2020 Gruhier & Delaunay – Associated Cousins, Chablis Grand Cru “Les Preuses”, Chablis, Bourgogne: 100% Chardonnay. Intense chalky nose with a fierce stony minerality highlighted with lemon blossom that becomes mouthwatering on the palate with flavors of lemon zest and white peach that has lots of energy on the mineral-laced finish.
2020 Edouard Delaunay, Hautes-Côtes de Nuits “Les Rouards”, Bourgogne: 100% Pinot Noir. This non-designated vineyard called Les Rouards is near the Vosne-Romanée border and so it has similar beautiful floral notes with a silky texture that has plenty of backbone – interesting to see how this will age in time. Ripe black cherries, cinnamon stick and broken earth dominate the flavor profile at this time but there seems to be so much more underneath waiting to evolve with time.
2019 Edouard Delaunay, Nuits-Saint-Georges Village, Côte de Nuits, Bourgogne: 100% Pinot Noir. This Nuits-Saint-Georges village wine is a blend of three vineyards that come from older vines. One is north-facing and so the fruit is more aromatic with high acidity and the other two plots are south-facing and so they bring the richness and body to balance out the other plot. Crushed rocks, fresh tarragon and a touch of cumin seeds with concentrated and zingy flavors of raspberry coulis on the palate that has fine tannins and a linear drive to the finish.
2018 Edouard Delaunay, Nuits-Saint-Georges 1er Cru “Aux Murgers”, Côte de Nuits, Bourgogne: 100% Pinot Noir. Wet stones and dried cranberries on the nose with an intoxicating smoldering incense aroma in the background that has dark, brooding fruit and finely etched tannins with a long, flavorful finish.
2019 Edouard Delaunay, Nuits-Saint-Georges 1er Cru “Les Crots”, Côte de Nuits, Bourgogne: 100% Pinot Noir. Lifted aromatic nose with lilacs and cherry blossom grounded in an underlying compelling undergrowth aroma with extremely silky tannins that caress the palate with fleshy red cherry and a stunning delicacy on the finish with pristine fruit and minerality.

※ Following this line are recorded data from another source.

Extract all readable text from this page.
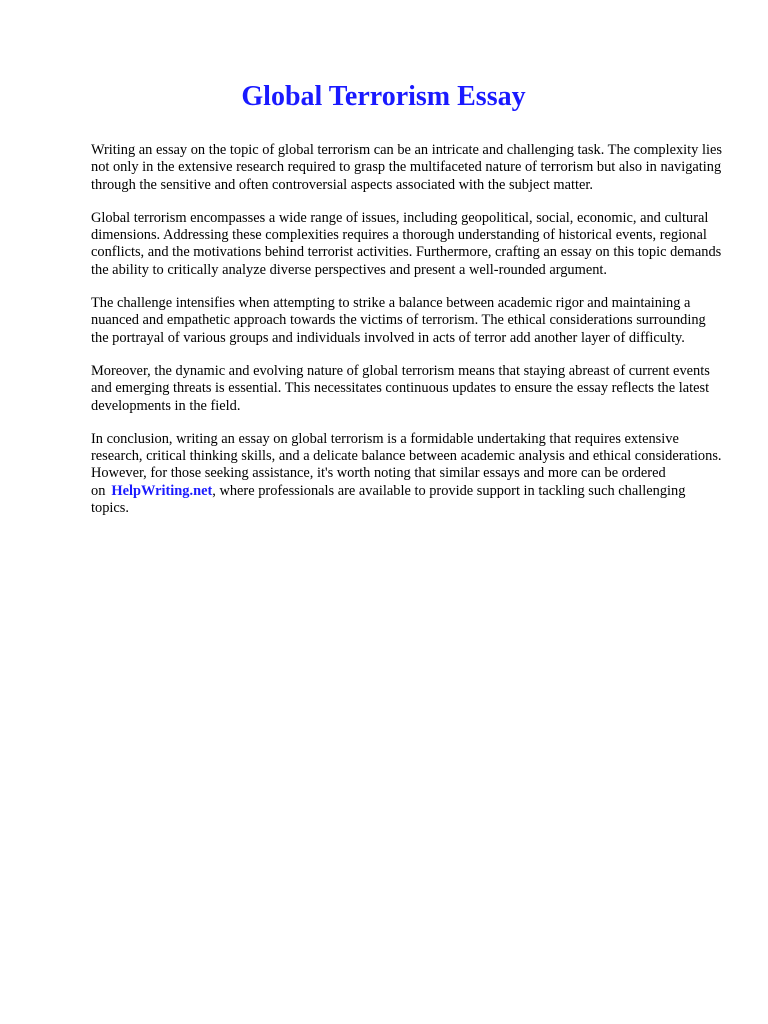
Global Terrorism Essay

Writing an essay on the topic of global terrorism can be an intricate and challenging task. The complexity lies not only in the extensive research required to grasp the multifaceted nature of terrorism but also in navigating through the sensitive and often controversial aspects associated with the subject matter.

Global terrorism encompasses a wide range of issues, including geopolitical, social, economic, and cultural dimensions. Addressing these complexities requires a thorough understanding of historical events, regional conflicts, and the motivations behind terrorist activities. Furthermore, crafting an essay on this topic demands the ability to critically analyze diverse perspectives and present a well-rounded argument.

The challenge intensifies when attempting to strike a balance between academic rigor and maintaining a nuanced and empathetic approach towards the victims of terrorism. The ethical considerations surrounding the portrayal of various groups and individuals involved in acts of terror add another layer of difficulty.

Moreover, the dynamic and evolving nature of global terrorism means that staying abreast of current events and emerging threats is essential. This necessitates continuous updates to ensure the essay reflects the latest developments in the field.

In conclusion, writing an essay on global terrorism is a formidable undertaking that requires extensive research, critical thinking skills, and a delicate balance between academic analysis and ethical considerations. However, for those seeking assistance, it's worth noting that similar essays and more can be ordered on HelpWriting.net, where professionals are available to provide support in tackling such challenging topics.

2019 Hospices de Nuits, Nuits-Saint-Georges 1er Cru “Les Porrets St. Georges”, Côte de Nuits, Bourgogne: 100% Pinot Noir. A very pretty wine with lots of violets and blueberry fruit that has plum pie flavors on the palate intermixed with ripe red cherry fruit that has an overall elegance balanced by fruit generosity. Laurent talked about how the Hospices de Beaune is very well-known but the Hospices de Nuits needs to be rediscovered. It is much smaller than the Hospices de Beaune auction and it is focused on the 1er Crus of Nuits-Saint-Georges. The Hospices de Nuits, which owns 30 acres, is the largest land owner of 1er Crus of Nuits-Saint-Georges, according to Laurent. The auction happens on the 3rd Sunday of March and so it is later than the Hospices de Beaune, and hence, the wines are already tasting better and MLF has almost finished. The auction takes place at Château du Clos de Vougeot and it has recently been opened to the public.

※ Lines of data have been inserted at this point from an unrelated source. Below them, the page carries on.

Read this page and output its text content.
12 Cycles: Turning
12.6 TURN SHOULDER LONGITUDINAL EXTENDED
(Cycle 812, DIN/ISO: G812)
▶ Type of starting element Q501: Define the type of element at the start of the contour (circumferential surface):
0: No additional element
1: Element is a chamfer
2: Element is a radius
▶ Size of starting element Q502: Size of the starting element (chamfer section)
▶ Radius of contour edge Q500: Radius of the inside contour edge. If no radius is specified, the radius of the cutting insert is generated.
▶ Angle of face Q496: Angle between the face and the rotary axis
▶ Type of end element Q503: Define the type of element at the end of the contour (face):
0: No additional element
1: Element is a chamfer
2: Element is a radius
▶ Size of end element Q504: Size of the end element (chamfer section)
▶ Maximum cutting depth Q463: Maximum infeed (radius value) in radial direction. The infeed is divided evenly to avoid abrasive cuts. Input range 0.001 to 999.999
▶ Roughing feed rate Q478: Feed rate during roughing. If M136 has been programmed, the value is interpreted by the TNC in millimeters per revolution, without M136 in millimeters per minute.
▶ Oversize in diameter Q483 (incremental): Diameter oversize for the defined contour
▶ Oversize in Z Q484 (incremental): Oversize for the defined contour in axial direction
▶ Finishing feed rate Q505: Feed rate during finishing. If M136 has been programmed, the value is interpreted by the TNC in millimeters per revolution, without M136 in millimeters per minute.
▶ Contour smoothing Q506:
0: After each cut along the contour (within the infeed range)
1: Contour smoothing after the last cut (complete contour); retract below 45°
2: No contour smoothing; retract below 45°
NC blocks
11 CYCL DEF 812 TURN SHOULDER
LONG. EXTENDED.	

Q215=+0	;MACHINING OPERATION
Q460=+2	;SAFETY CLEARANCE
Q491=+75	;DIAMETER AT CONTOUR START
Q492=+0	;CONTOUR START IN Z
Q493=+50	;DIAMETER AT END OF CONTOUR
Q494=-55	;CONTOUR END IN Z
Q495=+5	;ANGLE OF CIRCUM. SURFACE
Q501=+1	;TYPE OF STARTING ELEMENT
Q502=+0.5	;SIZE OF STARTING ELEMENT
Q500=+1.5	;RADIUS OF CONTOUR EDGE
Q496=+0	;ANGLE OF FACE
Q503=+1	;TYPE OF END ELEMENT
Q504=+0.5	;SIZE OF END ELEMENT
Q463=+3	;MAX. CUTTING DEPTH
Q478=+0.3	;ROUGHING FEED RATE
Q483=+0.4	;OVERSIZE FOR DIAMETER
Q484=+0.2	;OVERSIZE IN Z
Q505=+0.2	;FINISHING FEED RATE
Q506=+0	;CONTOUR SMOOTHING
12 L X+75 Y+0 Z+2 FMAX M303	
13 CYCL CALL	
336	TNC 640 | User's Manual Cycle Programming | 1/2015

2019 Edouard Delaunay, Charmes-Chambertin Grand Cru, Côte de Nuits, Bourgogne: 100% Pinot Noir. This wine’s aroma was wafting from the glass the moment it was poured, begging the Burgundy lover to try an extraordinary wine that was multi-layered with black truffles, forest floor, pressed rose petals and jasmine flower; supple fruit on the exquisitely textured body with velvety tannins and sexy concentrated red fruit that is at the same time charming with its nuanced delivery of the fruit with an outstandingly long finish. Stellar wine!

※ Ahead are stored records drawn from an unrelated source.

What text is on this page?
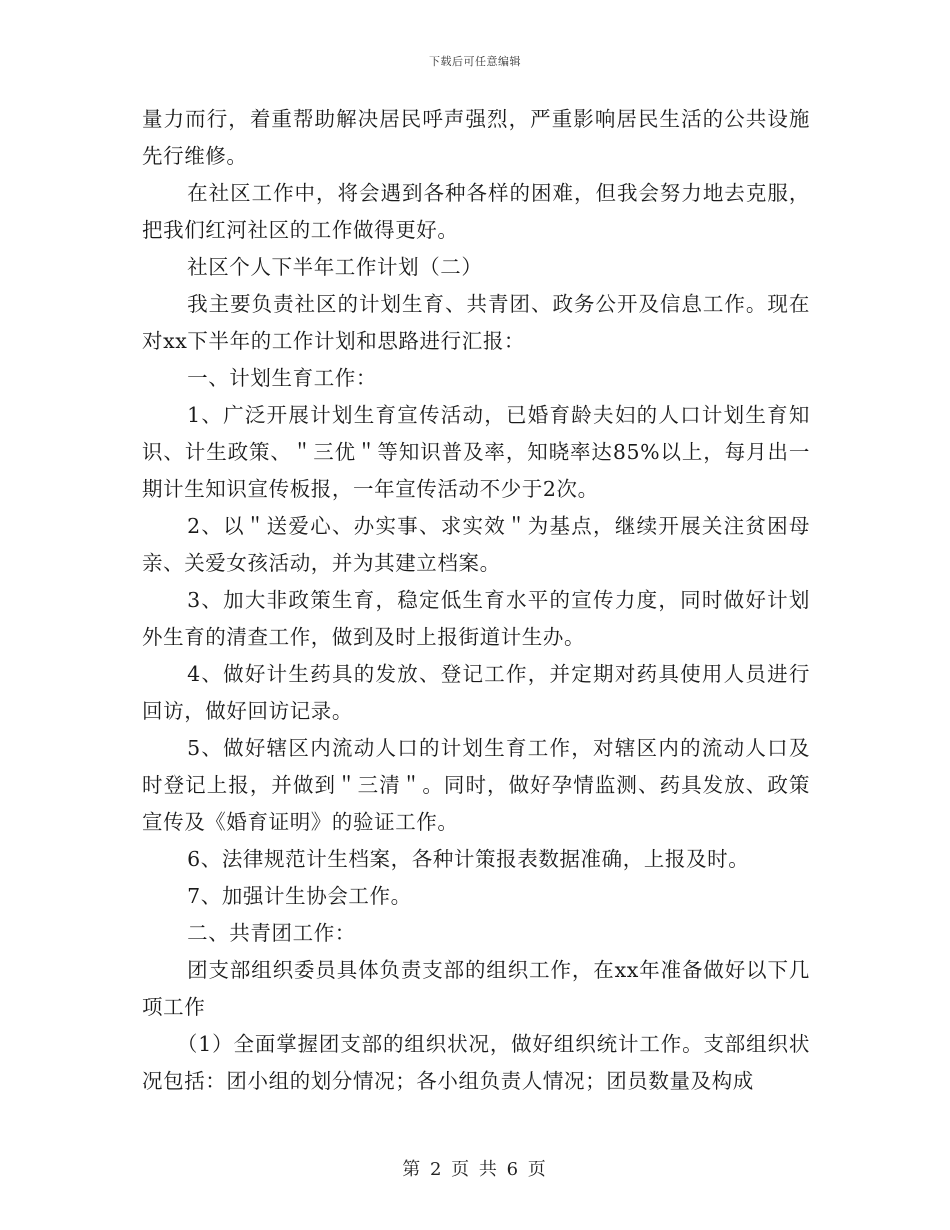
下载后可任意编辑

量力而行，着重帮助解决居民呼声强烈，严重影响居民生活的公共设施先行维修。

在社区工作中，将会遇到各种各样的困难，但我会努力地去克服，把我们红河社区的工作做得更好。

社区个人下半年工作计划（二）

我主要负责社区的计划生育、共青团、政务公开及信息工作。现在对xx下半年的工作计划和思路进行汇报：

一、计划生育工作：

1、广泛开展计划生育宣传活动，已婚育龄夫妇的人口计划生育知识、计生政策、＂三优＂等知识普及率，知晓率达85%以上，每月出一期计生知识宣传板报，一年宣传活动不少于2次。

2、以＂送爱心、办实事、求实效＂为基点，继续开展关注贫困母亲、关爱女孩活动，并为其建立档案。

3、加大非政策生育，稳定低生育水平的宣传力度，同时做好计划外生育的清查工作，做到及时上报街道计生办。

4、做好计生药具的发放、登记工作，并定期对药具使用人员进行回访，做好回访记录。

5、做好辖区内流动人口的计划生育工作，对辖区内的流动人口及时登记上报，并做到＂三清＂。同时，做好孕情监测、药具发放、政策宣传及《婚育证明》的验证工作。

6、法律规范计生档案，各种计策报表数据准确，上报及时。

7、加强计生协会工作。

二、共青团工作：

团支部组织委员具体负责支部的组织工作，在xx年准备做好以下几项工作

（1）全面掌握团支部的组织状况，做好组织统计工作。支部组织状况包括：团小组的划分情况；各小组负责人情况；团员数量及构成

第 2 页 共 6 页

1Domaines are parcels of land under the control of the winemaker/owner in Burgundy.
2Standard wine négociants buy wine and handle the packaging, marketing and sales. Also, there are some négociants that will buy grapes or unfermented wine juice and do the winemaking themselves, or they buy fermented wine and make tiny improvements to the wine as well as age it.
3An appellation is a designated wine area many times to indicate quality status with it specifically used in Burgundy under categories such as villages (communes), 1er Cru (Premier Cru) vineyards and Grand Cru vineyards.